In this paper, the authors investigate two different neural network architectures, but with a common structure: a first block that processes the input spectrograms and extracts a set of embedded features, and a second block that classifies these features according to whether they correspond to a patient testing positive for covid-19 or a healthy patient.

The first step is pre-processing the input data. In general, the recordings of the database contain various coughs, separated by silences (the typical pattern when we cough). “To preserve solely the parts of the recording containing relevant information, i.e., coughing, we use a sound activity detector (SAD) based on the energy of the signal”, Cuesta explains. Having filtered these data, the next step is to extract the features and subsequently segment them. “Our models use the spectrogram, a time-frequency representation of the audio signal as input”. First, we calculate the spectrogram of each recording of the database, and then segment it into fragments of a second each”, she adds.

Patient’s gender is important

An interesting contribution by the project is the study of different versions of neural networks to investigate whether the patient’s gender is a factor for consideration when analysing the cough. “Intuitively, when we approached this work, one of our hypotheses was that men’s and women’s coughs should have different features, as their vocal tracts differ in size and shape”, the authors comment.

From the experiments conducted for their work, one of the most remarkable aspects is that the models that incorporate information on the gender of the patient (gender-based, gender-specific) obtain better results in their predictions in most scenarios assessed by the authors, which confirms the hypothesis that coughs generated by a man and those generated by a woman are not necessarily equivalent from the point of view of the spectrogram.

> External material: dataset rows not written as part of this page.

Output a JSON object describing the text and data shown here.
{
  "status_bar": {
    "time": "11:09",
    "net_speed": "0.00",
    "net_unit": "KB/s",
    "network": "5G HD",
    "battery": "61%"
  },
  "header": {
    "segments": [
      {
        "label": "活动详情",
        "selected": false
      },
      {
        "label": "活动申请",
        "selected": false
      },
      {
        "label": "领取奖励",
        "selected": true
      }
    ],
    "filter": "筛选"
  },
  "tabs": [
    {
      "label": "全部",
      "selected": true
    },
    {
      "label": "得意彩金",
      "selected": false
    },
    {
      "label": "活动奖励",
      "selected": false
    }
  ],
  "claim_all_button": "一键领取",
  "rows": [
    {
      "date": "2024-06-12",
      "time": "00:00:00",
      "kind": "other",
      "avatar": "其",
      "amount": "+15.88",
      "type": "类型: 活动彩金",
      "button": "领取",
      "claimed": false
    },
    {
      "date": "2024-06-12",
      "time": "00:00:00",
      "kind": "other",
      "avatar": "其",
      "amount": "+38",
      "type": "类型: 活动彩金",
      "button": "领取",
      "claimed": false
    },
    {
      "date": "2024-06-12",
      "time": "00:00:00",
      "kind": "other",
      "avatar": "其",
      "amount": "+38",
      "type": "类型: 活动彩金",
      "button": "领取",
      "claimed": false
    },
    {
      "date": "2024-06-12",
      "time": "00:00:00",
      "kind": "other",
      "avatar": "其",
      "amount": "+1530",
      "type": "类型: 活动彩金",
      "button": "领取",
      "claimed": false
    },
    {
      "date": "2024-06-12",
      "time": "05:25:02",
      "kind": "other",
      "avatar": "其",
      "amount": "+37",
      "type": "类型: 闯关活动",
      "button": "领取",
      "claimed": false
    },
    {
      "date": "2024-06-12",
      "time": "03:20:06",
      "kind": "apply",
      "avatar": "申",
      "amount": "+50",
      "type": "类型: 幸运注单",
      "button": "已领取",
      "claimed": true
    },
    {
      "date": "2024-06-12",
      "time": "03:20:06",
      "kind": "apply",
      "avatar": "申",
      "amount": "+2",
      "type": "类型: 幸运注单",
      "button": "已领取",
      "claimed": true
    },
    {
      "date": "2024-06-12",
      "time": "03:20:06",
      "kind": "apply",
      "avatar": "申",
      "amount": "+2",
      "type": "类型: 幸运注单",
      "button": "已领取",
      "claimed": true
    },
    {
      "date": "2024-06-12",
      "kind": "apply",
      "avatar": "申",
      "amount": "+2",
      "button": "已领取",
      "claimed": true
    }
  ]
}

Cough Sound Track - DiCOVA Challenge

The organization of the DiCOVA Challenge provides participants with a database (Coswara dataset) containing 1,040 audio recordings of between  1 and 15 seconds of people coughing. Together with the recordings, this database provides a series of metadata associated with each recording: positive/negative for covid-19, the individual’s gender and nationality. “Based on these data, we have developed and evaluated two different neural networks that, using one second of audio, predict positive or negative covid-19”, the authors point out.

Although this work is just a first approach to detecting covid-19 via automatic cough analysis, the experiments presented by the authors offer a number of clues to be followed in the next steps of this research. It remains to be understood how the cough signal is altered in covid-19-positive patients. Thus, features could be extracted and specific neural networks designed to improve the quality of the models.

Related work:

Adrià Mallol-Ragolta, Helena Cuesta, Emilia Gómez, and Björn Schuller (2021), “Cough-based COVID-19 Detection with Contextual Attention Convolutional Neural Networks and Gender Information”, Proceedings of Interspeech. Brno, (Czechia): ISCA, 2021, in press.

Funding: This project is funded by the EU’s Horizon 2020 research and innovation programme via the projects sustAGE (ID 826506) and TROMPA (ID 770376), and by the AGAUR, Catalan Government (ID 2018FI-B01015).